その後二日程卵を見つけられないとよく探してみたら、早速抱卵している雌がいました。わずか二個の卵なのに早くも温め始めるとは、烏骨鶏は卵を抱く性質が強いというのは侮りがたい特質のようです。じっと動かない一羽の鶏が、小さな身体で必死で卵を抱いています。周りがどんなにバタバタバサバサ動き回ろうがどこ吹く風で、自分の使命と決めたことを完遂しようとしています。きっちり21日、3週間続けて抱き続ければ殻を割って雛が出てくるのです。雛なんて雛なんて、それもまたいずれ見たいし、卵と母を引き離すなんて母心の強い私としてはとびきり胸がチクチクしますが、ここは人と家禽の契約なので、日々の卵はこちらに寄越してもらいますよ。どかそうとすると突かれます。

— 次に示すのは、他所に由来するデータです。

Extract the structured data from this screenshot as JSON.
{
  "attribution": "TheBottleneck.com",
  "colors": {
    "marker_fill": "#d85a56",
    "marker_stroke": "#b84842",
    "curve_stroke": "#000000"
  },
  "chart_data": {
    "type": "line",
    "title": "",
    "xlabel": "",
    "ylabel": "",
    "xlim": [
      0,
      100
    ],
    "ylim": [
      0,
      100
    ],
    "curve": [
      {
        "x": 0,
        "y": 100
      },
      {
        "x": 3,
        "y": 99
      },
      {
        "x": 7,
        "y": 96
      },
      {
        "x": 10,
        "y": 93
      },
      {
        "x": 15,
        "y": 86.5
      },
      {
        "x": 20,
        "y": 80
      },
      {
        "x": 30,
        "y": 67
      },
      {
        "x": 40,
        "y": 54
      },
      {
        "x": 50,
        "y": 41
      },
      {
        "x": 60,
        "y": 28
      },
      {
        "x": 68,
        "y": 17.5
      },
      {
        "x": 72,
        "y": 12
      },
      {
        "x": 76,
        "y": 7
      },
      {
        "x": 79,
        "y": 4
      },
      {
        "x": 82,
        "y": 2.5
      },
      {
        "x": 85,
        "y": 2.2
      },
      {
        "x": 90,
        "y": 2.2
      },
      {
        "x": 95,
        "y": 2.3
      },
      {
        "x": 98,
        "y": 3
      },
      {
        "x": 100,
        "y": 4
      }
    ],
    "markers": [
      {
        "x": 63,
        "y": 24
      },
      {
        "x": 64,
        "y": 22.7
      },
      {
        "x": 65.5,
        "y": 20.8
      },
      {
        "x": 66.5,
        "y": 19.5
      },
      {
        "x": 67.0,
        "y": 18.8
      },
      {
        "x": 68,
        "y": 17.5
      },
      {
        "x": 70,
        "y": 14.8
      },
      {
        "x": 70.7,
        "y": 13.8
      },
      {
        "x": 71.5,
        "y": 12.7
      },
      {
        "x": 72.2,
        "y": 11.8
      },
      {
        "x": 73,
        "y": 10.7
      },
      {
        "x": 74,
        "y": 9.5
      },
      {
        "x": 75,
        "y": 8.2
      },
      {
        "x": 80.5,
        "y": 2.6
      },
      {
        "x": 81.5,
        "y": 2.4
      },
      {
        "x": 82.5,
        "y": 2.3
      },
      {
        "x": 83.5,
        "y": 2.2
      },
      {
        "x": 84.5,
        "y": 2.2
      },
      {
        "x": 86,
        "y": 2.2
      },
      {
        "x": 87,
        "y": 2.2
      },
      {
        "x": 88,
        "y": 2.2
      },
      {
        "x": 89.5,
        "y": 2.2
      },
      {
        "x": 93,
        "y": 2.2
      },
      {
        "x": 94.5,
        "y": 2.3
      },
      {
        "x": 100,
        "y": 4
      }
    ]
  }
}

あまり痛くはないけれど、抵抗する姿がなんだかいじらしくて可愛くて、なんだか複雑な気持ちになりますね。

六個溜まったところで家族で一つずつ味見をすることにしました。高価な卵はこの先滅多にありつけないかもしれないと我が身にも子供たちにも言い聞かせ、いつもより深々と手を合わせてのシンプル卵ご飯でした。

これがなんとも濃ゆくあっさりなのです。味はしっかりこれでもかと濃ゆいのに、ちっともしつこくなく後味はむしろ爽やかなくらいの、滋養残して粘りはなく、なんとも見事な小玉の力にうちのめされることになりました。ラーメン屋の天下一品でこってりとあっさりの間をとって「こっさり」という味に出会ったことがありますが、本物のこっさりは烏骨鶏のためにあった表現でした。大食漢にはお勧めしたくないけれど、少量でしっかり栄養を摂りたい方にはまさにぴったりです。知ったばかりとはいえ自信を持って売ることができるわ、と亀成園一同顔を見合わせてニンマリしました。

その後、ウコちゃんたちはめっきり産卵しなくなりました。あらら、あっという間にがっくりです。

寒くなってきたから、環境が変わったから、原因はあるのでしょうが、本当にめっきり産まなくなったのは何故かしら。私たちよりはるかに以前からの烏骨鶏卵ファンが待っているというのに申し訳ない限りです。待てば海路の日和ありなのか、根本的な解決が必要なのか、巧妙に隠されているのか、一体どうしたものかしら。生き物は思い通りにはいきません。

いずれ直売もできるといいのですが、このままでは一個売りすら叶わない。道は果てしなく、つながると保証もありませんが、うっかり食べたくなった方、どうぞ我が家のウコちゃんたちに産卵の力を送って下さいませ。念ずれば通ず、夢は叶う、なんだか気休めのポジティブシンキングが実を結ぶ日はいつになるのでしょうね。ほんと一筋縄ではいかない農的暮らしでありますよ。